Br Edward Gehrig was born in 1925 and became a De La Salle Brother after serving in the RAAF during World War II. He was appointed to De La Salle Malvern in 1951 and taught mathematics there for 20 years. Br Gehrig became the College Headmaster for six years. After leaving Malvern, he taught in various Lasallian schools in New South Wales and died in 2008.
Fr Simon Hegarty was the parish priest of St Joseph’s Malvern and belonged to the Vincentian Order. Through negotiations Fr Hegarty announced a boy’s school was to be established, conducted by the De La Salle Brothers. Fr Hegarty volunteered his services as War Chaplain in 1914 and later returned to Ireland where he died in 1935.
Born in 1854, (Br Miguel) Francisco Febres Corderobecame the first native of Ecuador to be received into the De La Salle Order. Taking the name Miguel, Cordero became a gifted teacher and academic. When he was not quite twenty years old, he published the first of his many books: a Spanish grammar book that soon became a standard text. Miguel’s research and publications in the field of literature and linguistics put him in touch with scholars all over the world and he was granted membership in the National Academies of Ecuador and Spain. Despite high academic honors, teaching remained his first priority, especially his classes in religion and for the children he prepared for first communion. His students admired his simplicity, his directness, pastoral care and the intensity of his devotion to the Sacred Heart and the Virgin Mary. Brother Miguel died in 1910.
Fr Nicholas Roland together with his good friend John Baptist de La Salle, worked and co‐founded the Sister’s of the Child Jesus Congregation. Fr Roland used to celebrate Mass each day in the Motherhouse of the nuns and work in the local orphanage. The Sisters treasure the death mask of Fr Roland who, because of his humility, refused to allow his portrait to be painted. Having been too harsh on his own health, he succumbed to an epidemic in the orphanage. After his death in 1678, de La Salle wrote the preface to the published works of Roland, and subsequently enabled the Sisters to secure official recognition as a Congregation.
Br Solomon Leclercq was born at Boulogne, France on 14 November 1745. After becoming a De La Salle Brother, Solomon eventually became the secretary to Brother Agathon, the Superior General, after having been a teacher, director and bursar. He always showed a great love for people and a great passion for his work. Having refused to take an oath to support the Civil Constitution of France, Br Solomon lived alone in Paris in secrecy until he was arrested on 15 August 1792 and imprisoned in a Carmelite monastery together with several bishops and priests. On 2 September 1792, Br Solomon and almost all the prisoners were killed by the sword in the monastery garden. He was beatified on 17 October 1926, together with 188 of his fellow martyrs.
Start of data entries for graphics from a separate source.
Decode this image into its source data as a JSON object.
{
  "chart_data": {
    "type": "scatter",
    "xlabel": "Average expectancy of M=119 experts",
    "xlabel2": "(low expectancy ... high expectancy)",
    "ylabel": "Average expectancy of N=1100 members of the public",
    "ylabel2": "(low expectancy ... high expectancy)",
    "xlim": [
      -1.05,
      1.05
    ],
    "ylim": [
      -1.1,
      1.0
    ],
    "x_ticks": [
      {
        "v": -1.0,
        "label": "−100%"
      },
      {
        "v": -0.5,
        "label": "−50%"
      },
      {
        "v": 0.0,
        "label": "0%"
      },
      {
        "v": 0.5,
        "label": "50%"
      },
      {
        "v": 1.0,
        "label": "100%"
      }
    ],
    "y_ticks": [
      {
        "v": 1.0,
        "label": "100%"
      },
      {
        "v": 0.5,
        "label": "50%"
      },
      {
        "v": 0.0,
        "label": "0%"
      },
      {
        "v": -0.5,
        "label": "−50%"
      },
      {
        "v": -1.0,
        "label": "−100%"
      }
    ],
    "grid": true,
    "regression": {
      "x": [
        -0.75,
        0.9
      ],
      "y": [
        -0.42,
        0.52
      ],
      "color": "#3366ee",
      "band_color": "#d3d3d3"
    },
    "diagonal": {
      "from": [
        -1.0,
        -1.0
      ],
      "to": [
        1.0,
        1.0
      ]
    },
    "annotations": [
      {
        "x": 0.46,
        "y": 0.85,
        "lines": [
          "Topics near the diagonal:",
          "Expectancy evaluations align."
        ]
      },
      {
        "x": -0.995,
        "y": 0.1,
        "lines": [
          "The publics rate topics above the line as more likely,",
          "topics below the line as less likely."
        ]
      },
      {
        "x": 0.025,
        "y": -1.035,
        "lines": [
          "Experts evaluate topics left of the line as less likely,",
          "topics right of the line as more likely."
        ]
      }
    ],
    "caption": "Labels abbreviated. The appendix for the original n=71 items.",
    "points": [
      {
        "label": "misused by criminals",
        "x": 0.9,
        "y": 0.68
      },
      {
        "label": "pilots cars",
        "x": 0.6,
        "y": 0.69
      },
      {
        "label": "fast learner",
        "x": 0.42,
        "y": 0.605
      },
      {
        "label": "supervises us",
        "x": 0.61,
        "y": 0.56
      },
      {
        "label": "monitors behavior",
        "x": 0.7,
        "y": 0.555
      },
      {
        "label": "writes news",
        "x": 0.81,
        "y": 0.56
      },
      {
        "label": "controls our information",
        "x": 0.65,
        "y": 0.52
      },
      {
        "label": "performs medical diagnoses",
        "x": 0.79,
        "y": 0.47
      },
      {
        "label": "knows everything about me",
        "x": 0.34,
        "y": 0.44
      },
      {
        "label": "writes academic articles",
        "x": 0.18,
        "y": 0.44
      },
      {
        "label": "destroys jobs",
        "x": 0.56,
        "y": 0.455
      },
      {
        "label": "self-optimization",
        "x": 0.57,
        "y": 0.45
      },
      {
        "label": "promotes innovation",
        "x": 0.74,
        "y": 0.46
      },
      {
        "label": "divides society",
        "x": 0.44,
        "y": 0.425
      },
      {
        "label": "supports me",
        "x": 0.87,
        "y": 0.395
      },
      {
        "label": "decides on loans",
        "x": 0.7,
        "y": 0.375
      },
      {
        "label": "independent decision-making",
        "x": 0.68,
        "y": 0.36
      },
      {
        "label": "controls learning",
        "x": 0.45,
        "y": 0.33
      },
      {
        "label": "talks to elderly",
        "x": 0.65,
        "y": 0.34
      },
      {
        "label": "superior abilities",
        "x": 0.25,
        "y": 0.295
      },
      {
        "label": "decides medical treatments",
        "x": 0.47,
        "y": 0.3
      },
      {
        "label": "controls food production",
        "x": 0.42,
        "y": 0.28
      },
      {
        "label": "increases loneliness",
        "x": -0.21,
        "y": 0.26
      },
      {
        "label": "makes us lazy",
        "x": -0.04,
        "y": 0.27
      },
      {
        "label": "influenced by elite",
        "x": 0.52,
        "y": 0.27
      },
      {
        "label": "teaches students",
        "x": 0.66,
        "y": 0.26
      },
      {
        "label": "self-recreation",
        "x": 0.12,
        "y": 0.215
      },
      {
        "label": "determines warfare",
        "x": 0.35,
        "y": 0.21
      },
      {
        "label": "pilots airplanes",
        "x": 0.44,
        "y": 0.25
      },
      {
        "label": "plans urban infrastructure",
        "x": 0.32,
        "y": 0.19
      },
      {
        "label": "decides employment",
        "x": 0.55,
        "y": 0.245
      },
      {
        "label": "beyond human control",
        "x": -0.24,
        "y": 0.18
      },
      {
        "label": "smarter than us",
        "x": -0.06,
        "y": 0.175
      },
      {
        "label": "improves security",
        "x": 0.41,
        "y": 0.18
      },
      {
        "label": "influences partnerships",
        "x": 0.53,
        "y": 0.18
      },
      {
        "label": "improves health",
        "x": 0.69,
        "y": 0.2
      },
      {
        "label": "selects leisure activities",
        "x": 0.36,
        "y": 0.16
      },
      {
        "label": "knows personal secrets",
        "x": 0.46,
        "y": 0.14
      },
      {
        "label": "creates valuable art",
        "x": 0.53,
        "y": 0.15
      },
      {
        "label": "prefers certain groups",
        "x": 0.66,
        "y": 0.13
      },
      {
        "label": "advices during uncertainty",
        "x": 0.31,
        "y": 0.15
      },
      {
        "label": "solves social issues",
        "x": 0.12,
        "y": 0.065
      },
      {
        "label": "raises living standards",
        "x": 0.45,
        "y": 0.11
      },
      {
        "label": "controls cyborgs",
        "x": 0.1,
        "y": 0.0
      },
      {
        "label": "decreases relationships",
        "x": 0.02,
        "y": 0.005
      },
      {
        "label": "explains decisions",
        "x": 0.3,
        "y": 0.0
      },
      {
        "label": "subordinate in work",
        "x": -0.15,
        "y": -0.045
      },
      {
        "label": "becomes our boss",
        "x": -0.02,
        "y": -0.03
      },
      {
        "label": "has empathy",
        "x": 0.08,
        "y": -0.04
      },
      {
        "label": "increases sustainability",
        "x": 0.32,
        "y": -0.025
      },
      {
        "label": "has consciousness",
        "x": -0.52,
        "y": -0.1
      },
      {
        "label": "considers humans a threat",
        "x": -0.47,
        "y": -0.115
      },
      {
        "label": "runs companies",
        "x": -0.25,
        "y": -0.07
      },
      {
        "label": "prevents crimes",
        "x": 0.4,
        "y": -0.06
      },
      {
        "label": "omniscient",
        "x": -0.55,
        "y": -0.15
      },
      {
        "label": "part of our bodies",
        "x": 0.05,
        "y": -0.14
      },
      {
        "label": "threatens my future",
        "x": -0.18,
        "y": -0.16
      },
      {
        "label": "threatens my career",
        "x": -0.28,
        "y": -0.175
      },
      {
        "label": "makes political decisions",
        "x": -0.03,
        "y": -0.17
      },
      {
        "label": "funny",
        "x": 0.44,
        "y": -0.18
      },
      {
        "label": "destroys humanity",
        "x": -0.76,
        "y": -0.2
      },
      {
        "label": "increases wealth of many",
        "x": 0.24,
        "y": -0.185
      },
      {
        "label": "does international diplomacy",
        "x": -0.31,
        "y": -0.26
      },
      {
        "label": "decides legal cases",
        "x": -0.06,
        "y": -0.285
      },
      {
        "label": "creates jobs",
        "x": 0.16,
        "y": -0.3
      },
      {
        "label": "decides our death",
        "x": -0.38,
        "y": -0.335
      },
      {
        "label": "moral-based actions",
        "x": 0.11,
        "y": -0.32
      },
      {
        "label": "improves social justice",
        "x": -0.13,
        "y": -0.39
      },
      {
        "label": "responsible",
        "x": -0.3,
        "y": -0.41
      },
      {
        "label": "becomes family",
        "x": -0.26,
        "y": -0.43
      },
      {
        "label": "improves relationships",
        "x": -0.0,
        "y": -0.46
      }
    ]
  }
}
St Vincent de Paul was born in 1581 in France to a family of peasant farmers. He became a Catholic priest and dedicated himself to a lifetime of service to the poor. St Vincent was renowned for his compassion, humility, and generosityand is known as the ‘Great Apostle of Charity’. In 1622 he became chaplain to the galley slaves from North Africa, then later founded the Congregation of the Mission – known as the Vincentian Fathers. He was passionate in conducting retreats for clergy and was a pioneer in clerical training, and was instrumental in establishing seminaries. Vincent de Paul died at Paris on 27 September 1660.